There’s another possibility. For much of the 20th century, American evangelicalism enjoyed a clearly-defined enemy in the form of foreign communism and those within the U.S. that evangelicals suspected of harboring un-American views. The end of the Cold War removed that great clarity. At around the same time, sexual purity jumped up from a distant second place in the rhetoric of evangelical leaders to a roaring first. But 2001 introduced a new enemy, more easily cast in the old starring role of a foreign ideology: militant Islam or, as many within evangelicalism call it now, “Islamofascism.” The movement was so split over where to put its energies — the fight against sex or the clash of civilizations — that before his 2006 downfall, Ted Haggard, president of the National Association of Evangelicals convened a meeting of more than a 1,000 pastors from around the country at which they debated the issue.

Giuliani’s popularity amongst evangelicals may reflect a growing consensus in that debate: The enemy is Islam. And Giuliani’s the best man for that battle.

But what of growing evangelical discontent with the war in Iraq? Review the quote on strength above. The evangelical dissatisfaction with Bush’s venture into what many evangelicals call the “10/40 window” — latitudinal and longitudinal boundaries of the area in which the world’s greatest concentration of non-Christians live, a “window of opportunity” in evangelical terms — is the incompetence with which he pursued it.
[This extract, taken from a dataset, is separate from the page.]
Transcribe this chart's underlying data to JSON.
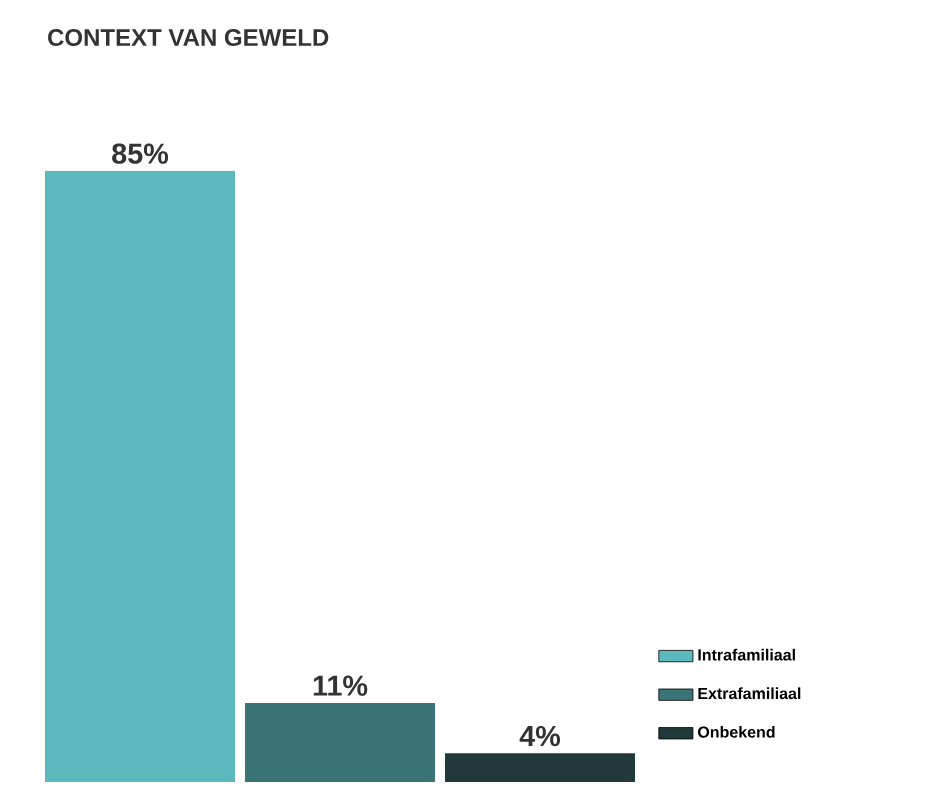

“The extraordinary evangelical love affair with Bush has ended,” Kirkpatrick writes. Only, it never really existed. Evangelicals voted for Bush. Many believed in him. But, contrary to liberal fears, almost nobody thought he was a political messiah, or even the ideal politician. Bush was always a compromise, and both the people in the pews — as skeptical about politicians as any other Americans — and the leaders knew it as early as 2002. That’s when I started hearing off-the-record remarks about “what comes next” after Bush. Nobody believed that Bush’s administration was the endgame.

Both Kirkpatrick and Laurie Goodstein make much of recent polls that show that younger evangelicals are defecting from the Republican Party. “The defectors,” concedes Kirkpatrick, “by and large say they’ve become independents, not Democrats.” That’s not all they say: On many issues, they’re more conservative than their parents. But on some, they are more liberal, in conventional terms. Across the board, though, from sex to the Middle East, from school vouchers to global warming, the “new” evangelicalism isn’t retreating from politics; it’s expanding its vision of what politics are. Establishment media, meanwhile, is sticking with the polls.